- Kharar Location in Punjab, India Kharar Kharar (India)
- Coordinates: 30°44′N 76°39′E﻿ / ﻿30.74°N 76.65°E
- Country: India
- State: Punjab
- District: Sahibzada Ajit Singh Nagar district
- Named for: Education Hub of Punjab

Government
- • Type: Municipal Council
- • Body: M.C. Kharar
- Elevation: 309 m (1,014 ft)

Language
- • Official: Punjabi
- • Native: Puadhi, Hindi
- Time zone: UTC+5:30 (IST)
- Pincode(s): 140301
- Area code: 0160
- Vehicle registration: PB-27
- Literacy: 72%

= Kharar, SAS Nagar =

Kharar is a town and a municipal council in Mohali district in the state of Punjab, India. It is nearby Mohali city. Kharar is located at and has an average elevation of 309 metres (1,014 feet). The area of Kharar is part of the "Greater Mohali" region.

A 1904 Punjab States Gazetteer lists Kharar among the Taoni Rajputs' chhats (principal villages).

==Demographics==

Close to 60% of the people in Kharar are Sikhs making it the second Sikh majority town in the Greater Mohali region after Mohali.

Kharar is a block situated in the Sahibzada Ajit Singh Nagar district in Punjab. Positioned in the urban region of Punjab, it is among the 4 blocks of Sahibzada Ajit Singh Nagar district.
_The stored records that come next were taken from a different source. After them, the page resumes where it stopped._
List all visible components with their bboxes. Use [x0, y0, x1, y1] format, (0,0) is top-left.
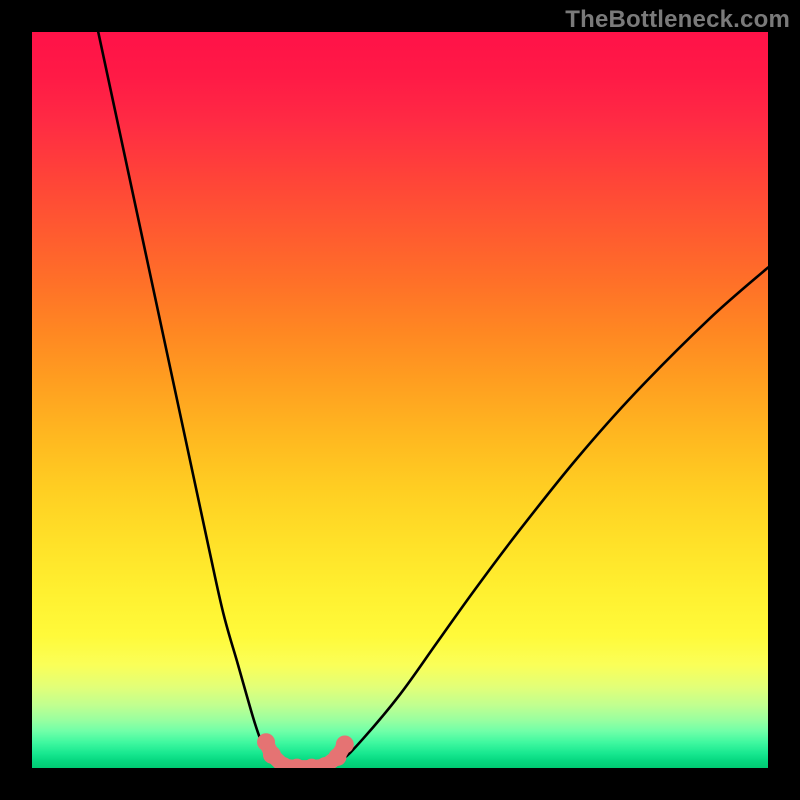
frame: TheBottleneck.com: [0, 0, 800, 800]
marker-dot: [336, 735, 354, 753]
plot-area: [32, 32, 768, 768]
curve-layer: [32, 32, 768, 768]
attribution-text: TheBottleneck.com: [565, 6, 790, 34]
bottleneck-curve: [98, 32, 768, 768]
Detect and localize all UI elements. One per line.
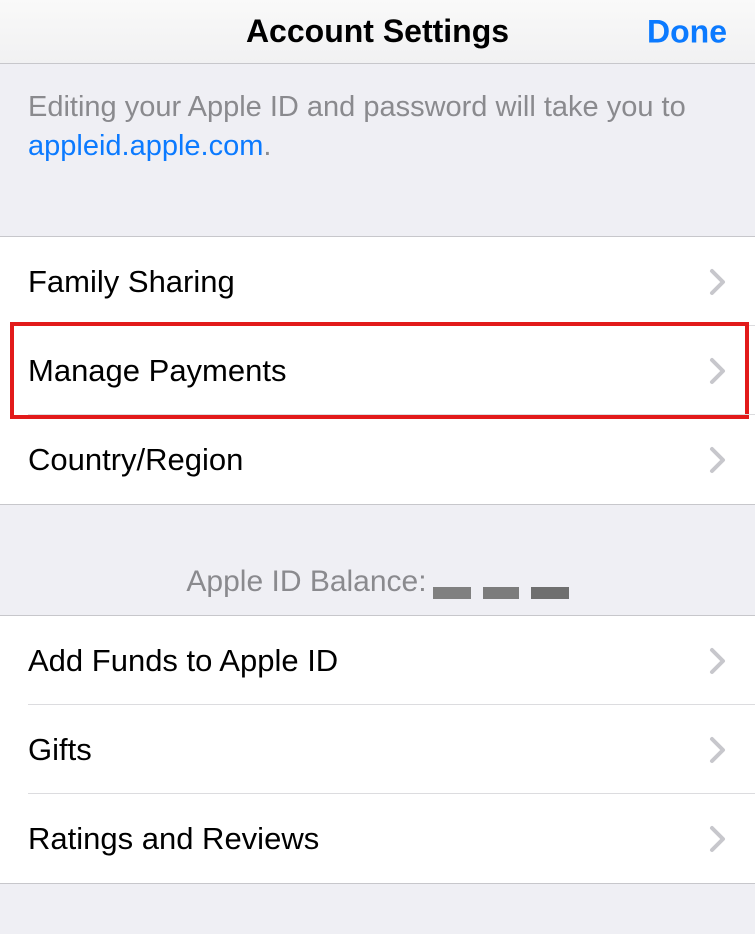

As per the government records, the block code of Kharar is 129. This block has 150 villages, and there are a total of 44,620 families.

The table below shows the population of different religious groups in Kharar city, as of 2011 census.

Population by religious groups in Kharar city, 2011 census
| Religion | Total | Female | Male |
|---|---|---|---|
| Sikh | 43,089 | 20,562 | 22,527 |
| Hindu | 29,092 | 13,603 | 15,489 |
| Muslim | 1,136 | 516 | 620 |
| Christian | 851 | 428 | 423 |
| Jain | 97 | 46 | 51 |
| Buddhist | 3 | 1 | 2 |
| Other religions | 3 | 1 | 2 |
| Not stated | 189 | 85 | 104 |
| Total | 74,460 | 35,242 | 39,218 |

==Education==
There are many educational institutions established from British Raj till post independence in Kharar.
- Christian Boys High School, Kharar was established in 1891 and was headed by principal RW Ryburn.
- Khalsa Senior Secondary School, Kharar was established in 1920
- Arya Senior Secondary School and Women College, Kharar was established in 1968 by Arya pratinidhi sabha, Jalandhar.
- Henderson Jubilee Senior Secondary School, Kharar was established in 1975.
- IPS Senior Secondary School, Badala Road Kharar
- Vikram Public High School, Ram Bagh Road, Kharar

Kharar also has many universities, engineering colleges and a dental college in its vicinity, such as:
- Rayat Bahra University, Sahauran
- Chandigarh University, Gharuan
- Chandigarh Group of Colleges, Landran and Jhanjheri
- Doaba Group of Colleges, Sahauran
- Shaheed Udham Singh College of Engineering & Technology, Tangori (Mohali)
- Government Polytechnic College, Khunimajra

==Medical testing==
Kharar has Punjab's only State Chemical Testing Laboratory which can perform viscera examination and a Forensic Laboratory, helpful for speedy justice in legal cases.
Kharar has its own government hospital as well. It is situated in the north end of the city.

==Commerce==
Virtuous Retail Punjab Mall (VR Punjab Mall) (formerly known as North Country Mall) in Kharar is one of the largest shopping malls with an area of 2 million sq ft.